I'm not sure how King would feel today on how his message is being used today. His message wasn't one of equality but more of equity. America will never come to terms with its slavery, reconstruction, Jim Crow past with today's message of equality. Equality helped to bring about the modern day high incarceration rate, gerrymandering, large black unemployment rate, and gentrification. In today's America you need money to lobby for change. You can't address those problems without addressing the wealth gap, which King's later speeches focused on.
We live in a country that blacks are being pushed out of the inner city, that white flight left them, and now they are coming back from the suburbs to gentrify the area they neglected while black people occupied. Kaepernick couldn't kneel for racial equality without losing his job. Black Lives Matter is deemed a hate group by the US government, just like the KKK, even though they do not have a history of killing and torturing others like the Klan.
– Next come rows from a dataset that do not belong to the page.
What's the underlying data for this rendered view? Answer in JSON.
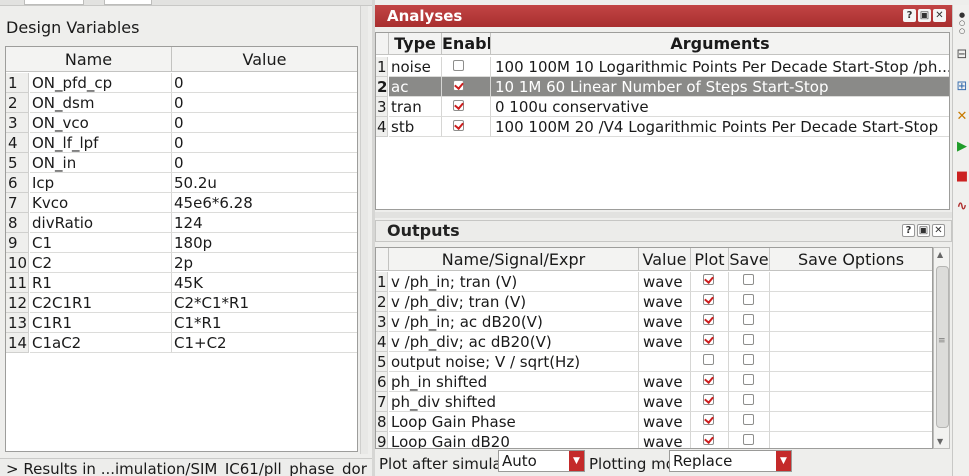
{
  "design_variables": {
    "title": "Design Variables",
    "columns": [
      "Name",
      "Value"
    ],
    "rows": [
      {
        "num": "1",
        "name": "ON_pfd_cp",
        "value": "0"
      },
      {
        "num": "2",
        "name": "ON_dsm",
        "value": "0"
      },
      {
        "num": "3",
        "name": "ON_vco",
        "value": "0"
      },
      {
        "num": "4",
        "name": "ON_lf_lpf",
        "value": "0"
      },
      {
        "num": "5",
        "name": "ON_in",
        "value": "0"
      },
      {
        "num": "6",
        "name": "Icp",
        "value": "50.2u"
      },
      {
        "num": "7",
        "name": "Kvco",
        "value": "45e6*6.28"
      },
      {
        "num": "8",
        "name": "divRatio",
        "value": "124"
      },
      {
        "num": "9",
        "name": "C1",
        "value": "180p"
      },
      {
        "num": "10",
        "name": "C2",
        "value": "2p"
      },
      {
        "num": "11",
        "name": "R1",
        "value": "45K"
      },
      {
        "num": "12",
        "name": "C2C1R1",
        "value": "C2*C1*R1"
      },
      {
        "num": "13",
        "name": "C1R1",
        "value": "C1*R1"
      },
      {
        "num": "14",
        "name": "C1aC2",
        "value": "C1+C2"
      }
    ],
    "status_text": "> Results in ...imulation/SIM_IC61/pll_phase_dor"
  },
  "analyses": {
    "title": "Analyses",
    "columns": [
      "Type",
      "Enable",
      "Arguments"
    ],
    "rows": [
      {
        "num": "1",
        "type": "noise",
        "enabled": false,
        "args": "100 100M 10 Logarithmic Points Per Decade Start-Stop /ph..."
      },
      {
        "num": "2",
        "type": "ac",
        "enabled": true,
        "args": "10 1M 60 Linear Number of Steps Start-Stop",
        "selected": true
      },
      {
        "num": "3",
        "type": "tran",
        "enabled": true,
        "args": "0 100u conservative"
      },
      {
        "num": "4",
        "type": "stb",
        "enabled": true,
        "args": "100 100M 20 /V4 Logarithmic Points Per Decade Start-Stop"
      }
    ]
  },
  "outputs": {
    "title": "Outputs",
    "columns": [
      "Name/Signal/Expr",
      "Value",
      "Plot",
      "Save",
      "Save Options"
    ],
    "rows": [
      {
        "num": "1",
        "name": "v /ph_in; tran (V)",
        "value": "wave",
        "plot": true,
        "save": false
      },
      {
        "num": "2",
        "name": "v /ph_div; tran (V)",
        "value": "wave",
        "plot": true,
        "save": false
      },
      {
        "num": "3",
        "name": "v /ph_in; ac dB20(V)",
        "value": "wave",
        "plot": true,
        "save": false
      },
      {
        "num": "4",
        "name": "v /ph_div; ac dB20(V)",
        "value": "wave",
        "plot": true,
        "save": false
      },
      {
        "num": "5",
        "name": "output noise; V / sqrt(Hz)",
        "value": "",
        "plot": false,
        "save": false
      },
      {
        "num": "6",
        "name": "ph_in shifted",
        "value": "wave",
        "plot": true,
        "save": false
      },
      {
        "num": "7",
        "name": "ph_div shifted",
        "value": "wave",
        "plot": true,
        "save": false
      },
      {
        "num": "8",
        "name": "Loop Gain Phase",
        "value": "wave",
        "plot": true,
        "save": false
      },
      {
        "num": "9",
        "name": "Loop Gain dB20",
        "value": "wave",
        "plot": true,
        "save": false
      }
    ]
  },
  "options": {
    "plot_after_label": "Plot after simula",
    "plot_after_value": "Auto",
    "plotting_mode_label": "Plotting mo",
    "plotting_mode_value": "Replace"
  },
  "dock_buttons": [
    "?",
    "▣",
    "✕"
  ],
  "icons": {
    "help": "help-icon",
    "float": "float-window-icon",
    "close": "close-icon",
    "dropdown": "dropdown-arrow-icon"
  },
  "colors": {
    "dock_header": "#b33a3a",
    "selection": "#8a8a88",
    "check": "#cc1f1f"
  }
}
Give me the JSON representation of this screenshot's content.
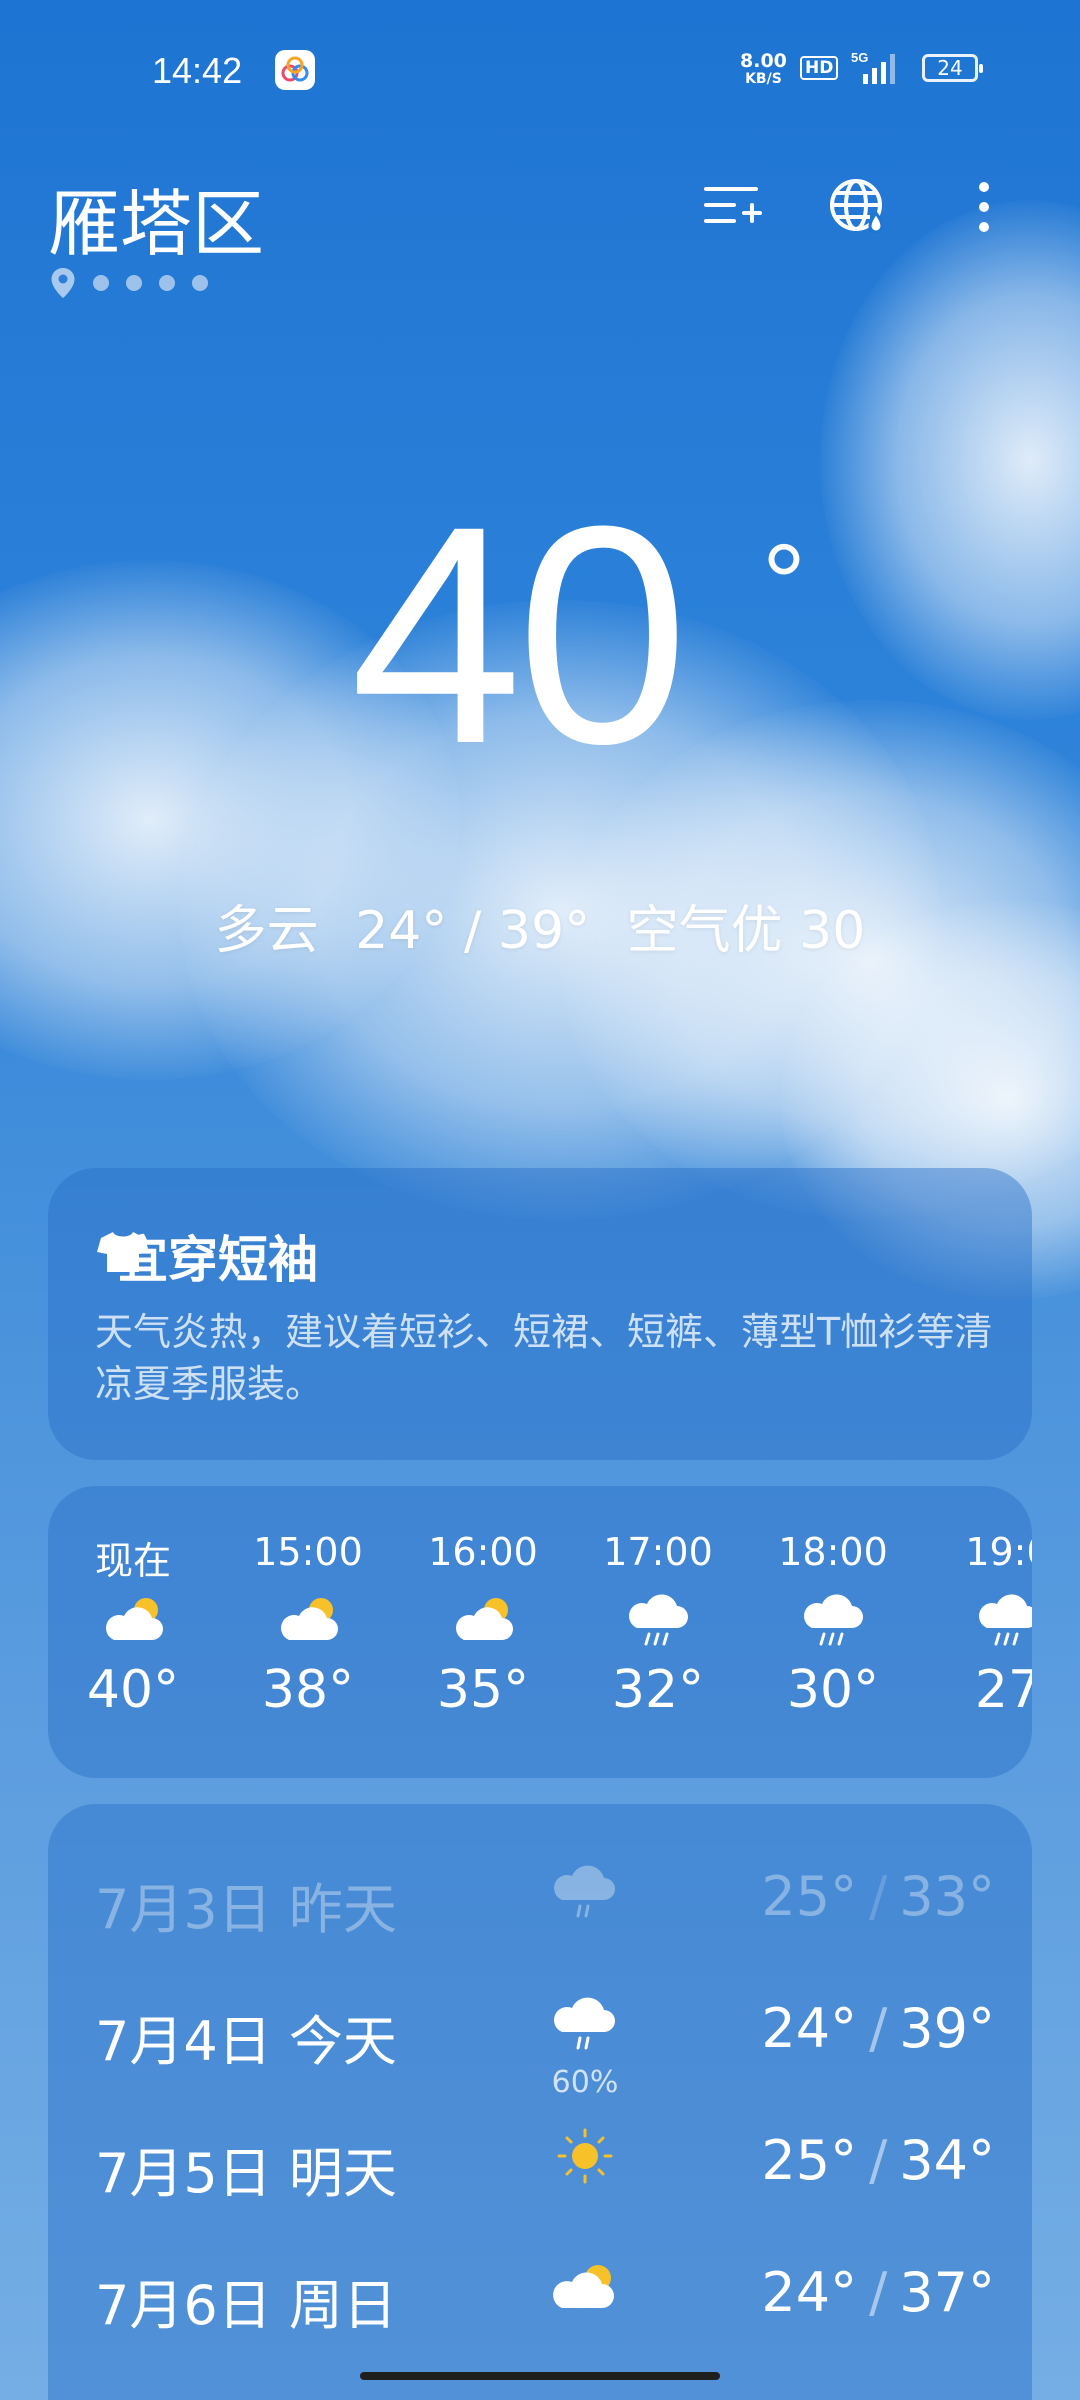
{
  "status_bar": {
    "time": "14:42",
    "net_speed": "8.00",
    "net_unit": "KB/S",
    "hd": "HD",
    "network": "5G",
    "battery": "24"
  },
  "location": {
    "city": "雁塔区"
  },
  "current": {
    "temperature": "40",
    "degree_symbol": "°",
    "condition": "多云",
    "range": "24° / 39°",
    "air": "空气优 30"
  },
  "dressing": {
    "title": "宜穿短袖",
    "text": "天气炎热，建议着短衫、短裙、短裤、薄型T恤衫等清凉夏季服装。"
  },
  "hourly": [
    {
      "time": "现在",
      "icon": "partly-cloudy-icon",
      "temp": "40°"
    },
    {
      "time": "15:00",
      "icon": "partly-cloudy-icon",
      "temp": "38°"
    },
    {
      "time": "16:00",
      "icon": "partly-cloudy-icon",
      "temp": "35°"
    },
    {
      "time": "17:00",
      "icon": "rain-icon",
      "temp": "32°"
    },
    {
      "time": "18:00",
      "icon": "rain-icon",
      "temp": "30°"
    },
    {
      "time": "19:0",
      "icon": "rain-icon",
      "temp": "27"
    }
  ],
  "daily": [
    {
      "date": "7月3日 昨天",
      "icon": "rain-icon",
      "low": "25°",
      "high": "33°",
      "slash": "/",
      "precip": ""
    },
    {
      "date": "7月4日 今天",
      "icon": "rain-icon",
      "low": "24°",
      "high": "39°",
      "slash": "/",
      "precip": "60%"
    },
    {
      "date": "7月5日 明天",
      "icon": "sun-icon",
      "low": "25°",
      "high": "34°",
      "slash": "/",
      "precip": ""
    },
    {
      "date": "7月6日 周日",
      "icon": "partly-cloudy-icon",
      "low": "24°",
      "high": "37°",
      "slash": "/",
      "precip": ""
    }
  ],
  "colors": {
    "sun": "#f7c12a",
    "cloud": "#ffffff",
    "card": "#2a6fc8"
  }
}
What does it mean when we live in the richest country the world has ever known but black people are drinking lead water that government officials knew about? Or that black elementary children in Baltimore don't have heaters in their classrooms during the winter or black elementary children don't have air conditioning in their classrooms during the summer in Dallas? Or that the median net worth of African-Americans families is 9K (according to US census), the lowest racial group, while White wealth is 103K? Or that the Us government gave away land to white immigrants, built land grand colleges to teach them how to farm that land, created housing and work policies that allowed for segregation and the consolidation of wealth for whites, created the GI bill to help educate WWII veterans while excluding mostly blacks, but our current politicians are telling African-Americans to pick themselves up like their grandparents did? What does it mean when the biggest beneficiary for affirmative action wasn't black Americans, who it was meant for, but white women?